On Wednesday, May 27th, AXA released BrightLife Protect Survivorship. This product is the second-to-die version of their BrightLife Protect UL, which was released in February of 2014. It is a death benefit-oriented product that offers both a fixed account and an indexed-linked “Select” account for premium allocation with virtually no change in structure or charges between the two accounts.
As a general account product, the current assumptions will only project a 3.25% fixed account illustrated rate. AXA now offers the Select account which can capitalize on current historical look back calculations in order to justify an illustrated rate of 5.75%. Internally, there doesn’t appear to be any additional charge or hedge to bolster the budget for purchasing these options; no real evidence for how the BrightLife Protect will gain the extra 2.5% in extra crediting rate.
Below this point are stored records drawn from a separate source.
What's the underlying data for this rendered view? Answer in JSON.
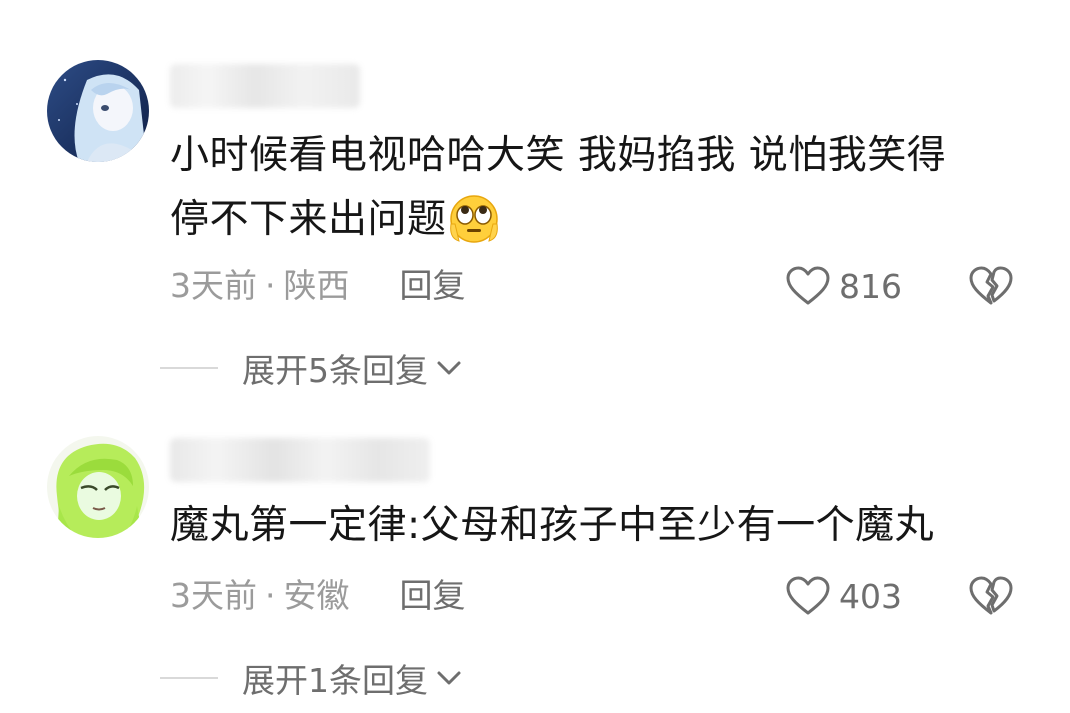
{
  "comments": [
    {
      "text_line1": "小时候看电视哈哈大笑 我妈掐我 说怕我笑得",
      "text_line2": "停不下来出问题",
      "emoji_icon": "eye-roll-emoji-icon",
      "time": "3天前",
      "separator": "·",
      "location": "陕西",
      "reply_label": "回复",
      "likes": "816",
      "expand_label": "展开5条回复"
    },
    {
      "text_line1": "魔丸第一定律:父母和孩子中至少有一个魔丸",
      "time": "3天前",
      "separator": "·",
      "location": "安徽",
      "reply_label": "回复",
      "likes": "403",
      "expand_label": "展开1条回复"
    }
  ],
  "colors": {
    "text": "#161616",
    "meta": "#9b9b9b",
    "action": "#6e6e6e"
  }
}
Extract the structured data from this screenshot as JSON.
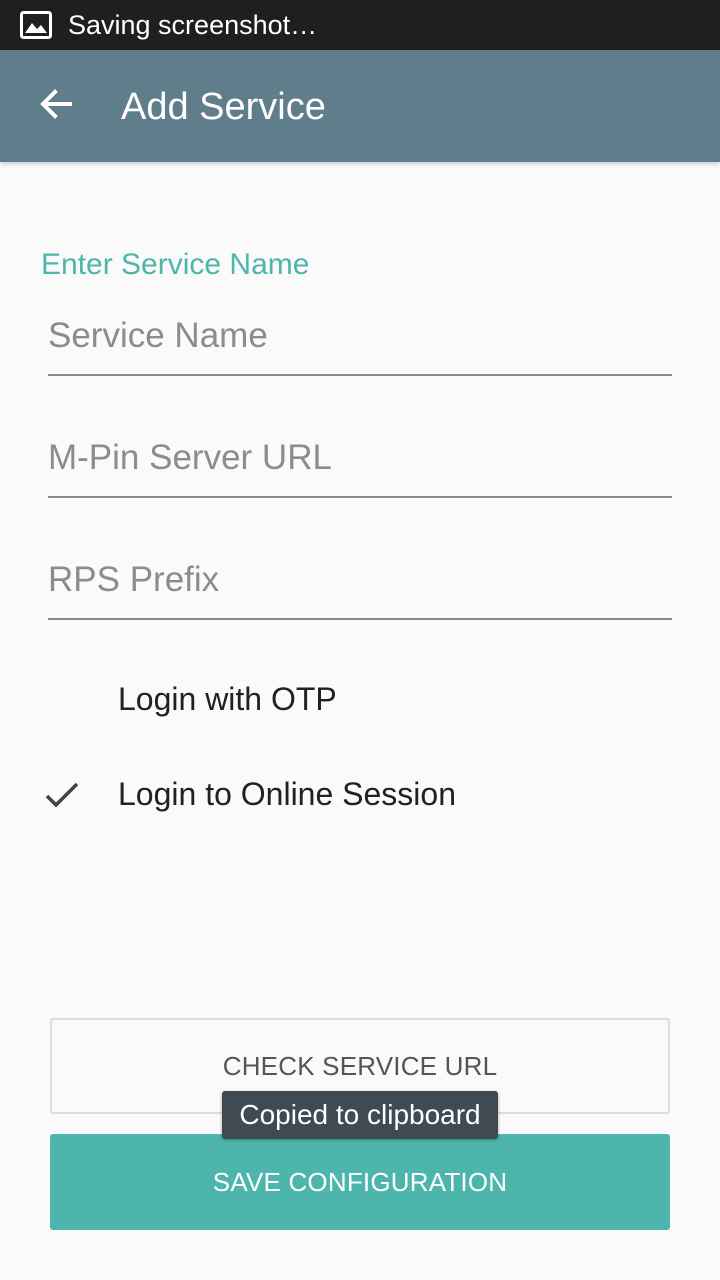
{
  "status_bar": {
    "notification_icon": "image-icon",
    "text": "Saving screenshot…"
  },
  "app_bar": {
    "back_icon": "arrow-left-icon",
    "title": "Add Service"
  },
  "form": {
    "section_label": "Enter Service Name",
    "service_name": {
      "value": "",
      "placeholder": "Service Name"
    },
    "server_url": {
      "value": "",
      "placeholder": "M-Pin Server URL"
    },
    "rps_prefix": {
      "value": "",
      "placeholder": "RPS Prefix"
    }
  },
  "options": [
    {
      "label": "Login with OTP",
      "checked": false
    },
    {
      "label": "Login to Online Session",
      "checked": true
    }
  ],
  "buttons": {
    "check_label": "CHECK SERVICE URL",
    "save_label": "SAVE CONFIGURATION"
  },
  "toast": {
    "text": "Copied to clipboard"
  },
  "colors": {
    "status_bar": "#1f1f1f",
    "app_bar": "#607d8b",
    "accent": "#4db6ac",
    "background": "#fafafa",
    "toast": "#3f4a52"
  }
}
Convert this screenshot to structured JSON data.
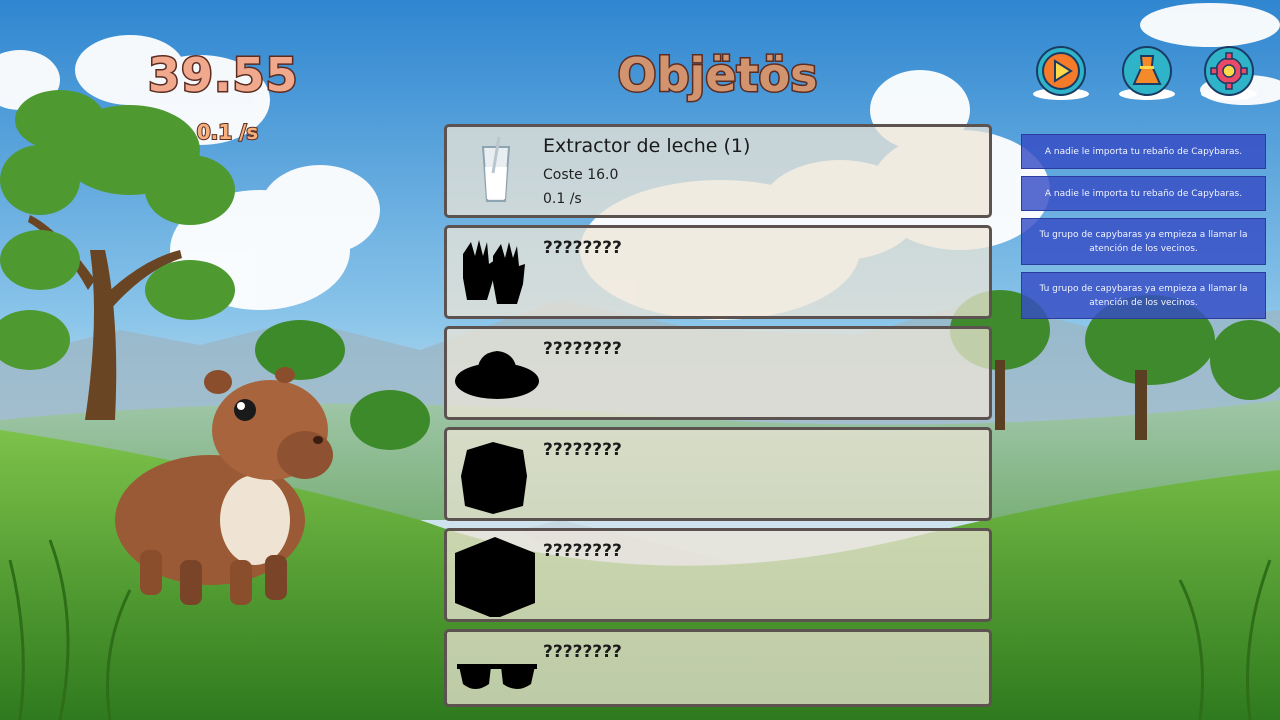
{
  "hud": {
    "score": "39.55",
    "rate": "0.1 /s",
    "title": "Objëtös"
  },
  "top_buttons": [
    {
      "icon": "play-icon"
    },
    {
      "icon": "dress-icon"
    },
    {
      "icon": "settings-gear-icon"
    }
  ],
  "items": [
    {
      "name": "Extractor de leche (1)",
      "cost": "Coste 16.0",
      "production": "0.1 /s",
      "icon": "milk-glass-icon",
      "locked": false
    },
    {
      "name": "????????",
      "icon": "gloves-silhouette-icon",
      "locked": true
    },
    {
      "name": "????????",
      "icon": "hat-silhouette-icon",
      "locked": true
    },
    {
      "name": "????????",
      "icon": "box-silhouette-icon",
      "locked": true
    },
    {
      "name": "????????",
      "icon": "cube-silhouette-icon",
      "locked": true
    },
    {
      "name": "????????",
      "icon": "sunglasses-silhouette-icon",
      "locked": true
    }
  ],
  "notifications": [
    "A nadie le importa tu rebaño de Capybaras.",
    "A nadie le importa tu rebaño de Capybaras.",
    "Tu grupo de capybaras ya empieza a llamar la atención de los vecinos.",
    "Tu grupo de capybaras ya empieza a llamar la atención de los vecinos."
  ],
  "colors": {
    "sky_top": "#2f86d0",
    "grass": "#4f9a2f",
    "panel_border": "#5c5250",
    "notification_bg": "#3a52c4",
    "title_fill": "#d1946e",
    "title_stroke": "#5b2c22"
  }
}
In fact, switching to the Select account loses an interest bonus of 0.25% in year 16, so performance, at like-kind rates between the two accounts, slightly worse for the Select account. When allocating to the Select account, it has an extremely low cap of 8%. No other SIUL that LifeTrends reviews falls below 10%, all have an average cap closer to 12%. The anticipated upcoming IUL regulations would limit the maximum illustrated rate of this product somewhere in the range of 5%-5.25%, though that is still 2 points above the fixed account rate.
BrightLife Protect Survivorship appears to be a fixed account second-to-die universal life product by design. It is more advantageous to allocate to the fixed account with an interest bonus credited and there is no apparent hedging for any rise in options prices if index market performance is consistently high. We have added the 5% values to the Survivorship IUL $1 at maturity benchmark, in which it appears competitive, but is functioning with a much lower cap than the competition. With a max illustrated rate currently of 5.75%, these values were not added to the 7% or the Max IR% benchmark, as they are much more expensive than the bottom tier premiums.